The cumbersome thing is first item, $\frac{\partial E}{\partial h2_{out2}}$. This represents how the Error function value moves when the output of hidden-layer-2 neuron moves. This value influences the next layer($O$)'s all neurons. So you may understand that this value pretty complicated, and this value is actually complicated.

$$\frac{\partial E}{\partial h2_{out2}} = \sum_{e}^{E} \frac{\partial E_e}{\partial h2_{out2}}$$Thus, this value is a summation of derivative of the error with each neuron of $O$ with respect to $h2_{out2}$.

Expanding:$$\frac{\partial E_1}{\partial h2_{out2}} = \frac{\partial E}{\partial O_{out1}}\frac{\partial O_{out1}}{\partial O_{in1}}\frac{\partial O_{in1}}{\partial h2_{out2}}$$$$\frac{\partial E_2}{\partial h2_{out2}} = \frac{\partial E}{\partial O_{out2}}\frac{\partial O_{out2}}{\partial O_{in2}}\frac{\partial O_{in2}}{\partial h2_{out2}}$$

Therefore, $\frac{\partial E}{\partial h2_{out2}}$ for this network is:$$\frac{\partial E}{\partial h2_{out2}} =(\frac{\partial E}{\partial O_{out1}}\frac{\partial O_{out1}}{\partial O_{in1}}\frac{\partial O_{in1}}{\partial h2_{out2}}) + (\frac{\partial E}{\partial O_{out2}}\frac{\partial O_{out2}}{\partial O_{in2}}\frac{\partial O_{in2}}{\partial h2_{out2}})$$But look at the part $\frac{\partial E}{\partial O_{out1}} \frac{\partial O_{out1}}{\partial O_{in1}}$. Surprisingly, this part is the same as the part we calculated in previous chapter (the part enclosed by square brackets).

Thus, we can save the computational complexity by saving the calculation result while working on the deeper layer.
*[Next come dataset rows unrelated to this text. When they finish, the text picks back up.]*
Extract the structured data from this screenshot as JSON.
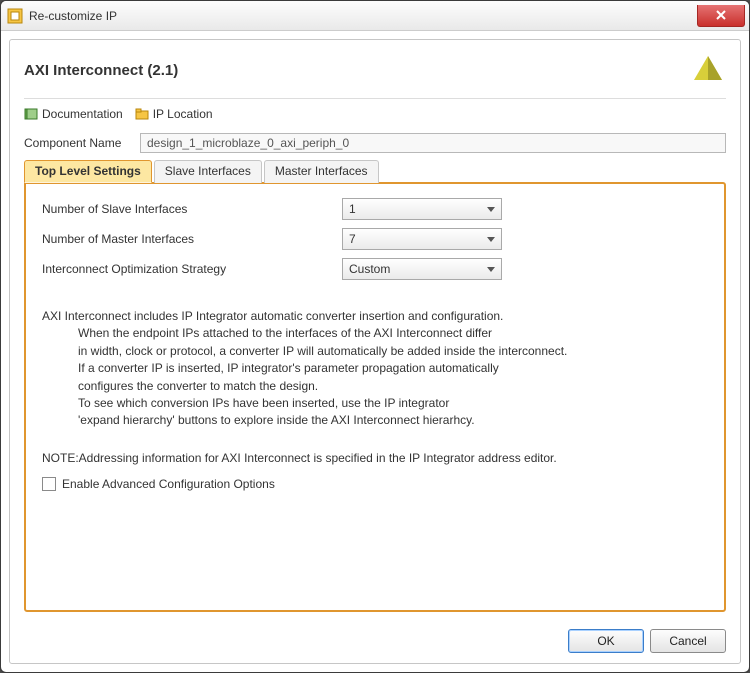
{
  "window": {
    "title": "Re-customize IP"
  },
  "header": {
    "heading": "AXI Interconnect (2.1)"
  },
  "toolbar": {
    "documentation": "Documentation",
    "ip_location": "IP Location"
  },
  "component_name": {
    "label": "Component Name",
    "value": "design_1_microblaze_0_axi_periph_0"
  },
  "tabs": [
    {
      "label": "Top Level Settings",
      "active": true
    },
    {
      "label": "Slave Interfaces",
      "active": false
    },
    {
      "label": "Master Interfaces",
      "active": false
    }
  ],
  "settings": {
    "num_slave_label": "Number of Slave Interfaces",
    "num_slave_value": "1",
    "num_master_label": "Number of Master Interfaces",
    "num_master_value": "7",
    "opt_strategy_label": "Interconnect Optimization Strategy",
    "opt_strategy_value": "Custom"
  },
  "description": {
    "intro": "AXI Interconnect includes IP Integrator automatic converter insertion and configuration.",
    "lines": [
      "When the endpoint IPs attached to the interfaces of the AXI Interconnect differ",
      "in width, clock or protocol, a converter IP will automatically be added inside the interconnect.",
      "If a converter IP is inserted, IP integrator's parameter propagation automatically",
      "configures the converter to match the design.",
      "To see which conversion IPs have been inserted, use the IP integrator",
      "'expand hierarchy' buttons to explore inside the AXI Interconnect hierarhcy."
    ],
    "note": "NOTE:Addressing information for AXI Interconnect is specified in the IP Integrator address editor."
  },
  "advanced_checkbox": {
    "label": "Enable Advanced Configuration Options",
    "checked": false
  },
  "buttons": {
    "ok": "OK",
    "cancel": "Cancel"
  }
}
And this is why the Backpropagation calculates from deepest layer!

## Step 3: Change the weight 😏

Now we have the derivatives for each weight. Let's change the weight so that the Error function value turns smaller with them.

The value we've got is the gradient of the function. The big gradient suggests that we have to decrease the neuron's signal (i.e. decrease the weight and the bias).

Therefore,$$w_{j2k1} += -\eta ×\frac{\partial E}{\partial w_{j2k1}}$$where $\eta$ is Learning Rate. We can optimize the Backpropagation algorithm by manipulating this.

Don't forget updating the bias.$$b_{k1} += -H ×\frac{\partial E}{\partial w_{j2k1}}$$where $H$ is Bias Learning Rate. We can optimize the Backpropagation algorithm by manipulating this.

Here is the program for the Backpropagation algorithm:
void fit(vector<vector<Neuron>>& net, vector<double> teacher) {
vector<double> last_error_by_in;
// Loop through layers backward
for (int i = net.size()-1; i > 0; --i) {
// Loop through neurons of this layer
for (int j = 0; j < net[i].size(); ++j) {
double error_by_out;
if (i == net.size()-1)
error_by_out = net[i][j].value - teacher[j];
else {
for (int e = 0; e < net[i+1].size(); ++e)
error_by_out += last_error_by_in[e] * net[i+1][e].weights[j];
}

double out_by_in = d_s(net[i][j].in);

// save last calculation result for next layer
last_error_by_in.clear();
last_error_by_in.push_back(error_by_out * out_by_in);

double in_by_weights;
for (int k = 0; k < net[i][j].weights.size(); ++k) {
in_by_weights = net[i-1][k].value;
net[i][j].weights[k] -= LEARNING_RATE * error_by_out * out_by_in * in_by_weights;
net[i][j].bias -= LEARNING_BIAS_RATE * error_by_out * out_by_in * in_by_weights;
}
}
}
}


## Summary 🤓

This algorithm is very complicated, so I think it is important to prepare yourself to capture this labyrinth.

I think it is so meaningful to learn how the Backpropagation algorithm work now. And you can create innovative AI and software with the great understanding of the base.

I apologize that there are many points hard to read.

Thank you.